Glasgow City Council Plan to Include ‘Green’ City Centre Strategy
Following the release of Glasgow City Council’s Strategic Development Framework (SDF), Housing Industry Leaders sits down with Fiona Campbell, Senior Planner at Glasgow City Council, to learn more about their plans to ‘green’ the city centre.
With the plan to ‘have a world-class city with a thriving, inclusive, economy where everyone can flourish and benefit from the city’s success, the SDF has Glasgow’s citizens at its heart.’ The framework, which aims to create inclusive growth, plans to transform the city centre.
Housing Industry Leaders spoke to Senior Planner, Fiona Campbell, who explained: “We want to make the city centre a place with something for everyone and a place where people can go with great public spaces, areas for children and not just a place to shop or to work.”
The ambitions are to:
- Reinforce the city centre’s economic competitiveness.
- Re-populate the city centre and ensure liveable and sustainable neighbourhoods that promote health, wellbeing and social cohesion.
- Reconnect the city centre with surrounding communities and its riverside.
- Reduce traffic dominance and car dependency and create a pedestrian and cycle-friendly city centre, with improved public transport, that is healthier and cleaner.
- Green the city centre and make it climate resilient with a network of high-quality public spaces and green-blue infrastructure that caters for a variety of human and climatic needs.
- Repair, restore and enhance the urban fabric to reconnect streets and reinforce the city centre’s distinctive heritage and character.
Creating a centre for a post-COVID world
As Glasgow emerge from the pandemic, the council are keen to regenerate the city centre to make it more accessible for pedestrians. As well as this, they want to turn it from a “very grey, hard, urban environment that is very car-dominated” to a greener space that encourages active travel, said Fiona.
“There has been a lot of talk during the pandemic of the value of green space, the value of public space, the value of nature. Both to your physical wellbeing and mental wellbeing. That’s what people are needing,” Fiona told Housing Industry Leaders.
“This will be very transformative in making the city centre more liveable,” she added.

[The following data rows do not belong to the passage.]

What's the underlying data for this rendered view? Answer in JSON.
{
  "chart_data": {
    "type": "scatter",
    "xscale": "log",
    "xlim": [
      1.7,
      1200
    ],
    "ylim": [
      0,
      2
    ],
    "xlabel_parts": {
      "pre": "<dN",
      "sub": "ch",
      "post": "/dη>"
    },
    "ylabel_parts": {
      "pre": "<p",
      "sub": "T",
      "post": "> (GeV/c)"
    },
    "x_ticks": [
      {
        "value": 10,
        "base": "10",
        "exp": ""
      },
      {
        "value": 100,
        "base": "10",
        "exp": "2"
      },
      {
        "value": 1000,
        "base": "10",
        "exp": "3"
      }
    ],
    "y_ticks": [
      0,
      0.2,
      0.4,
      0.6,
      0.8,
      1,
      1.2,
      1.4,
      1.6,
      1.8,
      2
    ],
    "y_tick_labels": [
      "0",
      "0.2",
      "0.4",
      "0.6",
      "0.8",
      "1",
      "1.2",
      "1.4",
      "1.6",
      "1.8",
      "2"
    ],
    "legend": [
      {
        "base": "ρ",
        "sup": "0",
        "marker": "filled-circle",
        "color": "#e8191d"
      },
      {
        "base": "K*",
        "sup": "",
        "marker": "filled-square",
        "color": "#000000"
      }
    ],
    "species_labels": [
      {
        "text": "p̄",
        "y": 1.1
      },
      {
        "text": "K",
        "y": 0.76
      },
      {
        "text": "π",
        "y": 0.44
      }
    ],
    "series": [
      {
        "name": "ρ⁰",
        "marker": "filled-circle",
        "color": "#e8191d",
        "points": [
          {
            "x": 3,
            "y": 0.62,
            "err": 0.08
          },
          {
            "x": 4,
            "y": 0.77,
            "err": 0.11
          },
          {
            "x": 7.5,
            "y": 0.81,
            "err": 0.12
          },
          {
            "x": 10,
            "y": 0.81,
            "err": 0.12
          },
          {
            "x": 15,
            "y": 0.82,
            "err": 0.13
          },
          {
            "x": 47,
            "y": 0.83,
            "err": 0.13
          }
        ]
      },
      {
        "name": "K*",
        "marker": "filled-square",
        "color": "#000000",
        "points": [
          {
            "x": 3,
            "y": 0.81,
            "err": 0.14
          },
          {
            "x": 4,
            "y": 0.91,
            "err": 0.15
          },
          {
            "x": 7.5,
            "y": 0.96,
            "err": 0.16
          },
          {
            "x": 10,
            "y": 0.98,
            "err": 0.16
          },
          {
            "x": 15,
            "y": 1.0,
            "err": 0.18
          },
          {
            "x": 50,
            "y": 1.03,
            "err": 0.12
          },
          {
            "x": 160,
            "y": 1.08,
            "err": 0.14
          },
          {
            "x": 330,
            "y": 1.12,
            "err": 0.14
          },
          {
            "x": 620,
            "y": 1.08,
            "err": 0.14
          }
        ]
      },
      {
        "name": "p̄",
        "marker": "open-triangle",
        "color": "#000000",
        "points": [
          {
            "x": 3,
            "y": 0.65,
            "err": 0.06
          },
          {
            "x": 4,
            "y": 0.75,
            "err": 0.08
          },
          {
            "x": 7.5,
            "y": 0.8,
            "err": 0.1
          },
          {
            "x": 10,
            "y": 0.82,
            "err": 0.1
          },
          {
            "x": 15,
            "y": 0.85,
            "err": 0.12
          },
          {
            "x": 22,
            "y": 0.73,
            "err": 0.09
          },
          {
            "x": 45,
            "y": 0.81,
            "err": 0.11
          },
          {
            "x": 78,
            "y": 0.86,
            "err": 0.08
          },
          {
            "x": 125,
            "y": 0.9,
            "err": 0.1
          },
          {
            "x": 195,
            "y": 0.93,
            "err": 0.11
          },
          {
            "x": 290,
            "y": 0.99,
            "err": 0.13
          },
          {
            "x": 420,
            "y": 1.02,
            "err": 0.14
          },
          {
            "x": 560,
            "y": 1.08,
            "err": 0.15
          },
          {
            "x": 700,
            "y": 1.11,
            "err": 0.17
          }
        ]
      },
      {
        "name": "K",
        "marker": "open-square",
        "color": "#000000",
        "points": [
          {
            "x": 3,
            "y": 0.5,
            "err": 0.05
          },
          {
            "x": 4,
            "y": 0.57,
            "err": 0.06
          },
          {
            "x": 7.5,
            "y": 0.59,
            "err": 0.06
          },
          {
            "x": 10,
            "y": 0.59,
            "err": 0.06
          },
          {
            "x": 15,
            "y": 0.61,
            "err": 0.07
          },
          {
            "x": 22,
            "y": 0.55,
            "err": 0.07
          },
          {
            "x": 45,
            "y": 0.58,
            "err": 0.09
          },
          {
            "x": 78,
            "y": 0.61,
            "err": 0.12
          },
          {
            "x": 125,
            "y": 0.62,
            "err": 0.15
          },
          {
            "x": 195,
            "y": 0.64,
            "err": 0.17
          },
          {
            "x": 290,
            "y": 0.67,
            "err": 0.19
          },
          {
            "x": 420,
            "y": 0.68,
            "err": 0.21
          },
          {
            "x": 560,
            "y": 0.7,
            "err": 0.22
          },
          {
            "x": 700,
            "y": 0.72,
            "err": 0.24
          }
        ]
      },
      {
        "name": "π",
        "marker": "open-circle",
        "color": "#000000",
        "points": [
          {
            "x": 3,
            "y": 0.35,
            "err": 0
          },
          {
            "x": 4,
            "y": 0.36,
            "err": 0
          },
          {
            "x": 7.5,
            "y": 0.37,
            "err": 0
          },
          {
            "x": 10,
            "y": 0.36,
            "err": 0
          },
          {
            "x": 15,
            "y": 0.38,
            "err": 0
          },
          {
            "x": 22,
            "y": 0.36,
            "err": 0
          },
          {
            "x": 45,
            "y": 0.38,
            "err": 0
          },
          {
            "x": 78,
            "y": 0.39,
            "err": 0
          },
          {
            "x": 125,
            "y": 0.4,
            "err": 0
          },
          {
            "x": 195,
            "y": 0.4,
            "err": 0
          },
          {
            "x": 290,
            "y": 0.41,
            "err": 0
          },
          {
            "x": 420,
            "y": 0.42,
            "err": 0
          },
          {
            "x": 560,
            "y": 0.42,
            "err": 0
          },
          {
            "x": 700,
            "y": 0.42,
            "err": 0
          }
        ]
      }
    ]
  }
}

This will be very transformative in making the city centre more liveable
Glasgow’s SDF will provide citizens with greener spaces, more accessible pedestrian routes into the centre and 20-minute neighbourhoods. The introduction of these 20-minute neighbourhoods will give those who live there walkable access to their needs in terms of local services, shops and green spaces.
“Making city centres much more pedestrian-focused will help people reclaim some of that space [from cars] and rebalance it back towards people and away from cars.”
Transitioning to climate resilience
By proposing interventions to transform the quality of the local environment through green spaces for people and nature, Glasgow City Centre will become more socially inclusive and environmentally resilient.
“Transforming the urban environment is the key part of the SDF and is a key part of the economic recovery strategy,” said Fiona.
Through a transition to a greener, more pedestrianised Centre, Glasgow City Council believe they will be able to boost economic prosperity and rebuild the city following the pandemic. Fiona told Housing Industry Leaders, “COVID has emphasized the need to accelerate change in the city centre in order to make it work much better for people.”
Transforming the urban environment is the key part of the SDF and is a key part of the economic recovery strategy
Emphasizing the importance of “collaboration” when transitioning to a greener, more sustainable city centre, Fiona explained an integrated approach is needed to carry out the SDF.
By 2050, Glasgow City Centre aims to be a vibrant, inclusive, sustainable liveable place. With their proposed green, attractive and walkable city centre they believe Glasgow will become a people-centred place that is climate resilient, fosters creativity and opportunity. They believe it will also promote social cohesion, health and wellbeing, and economic prosperity.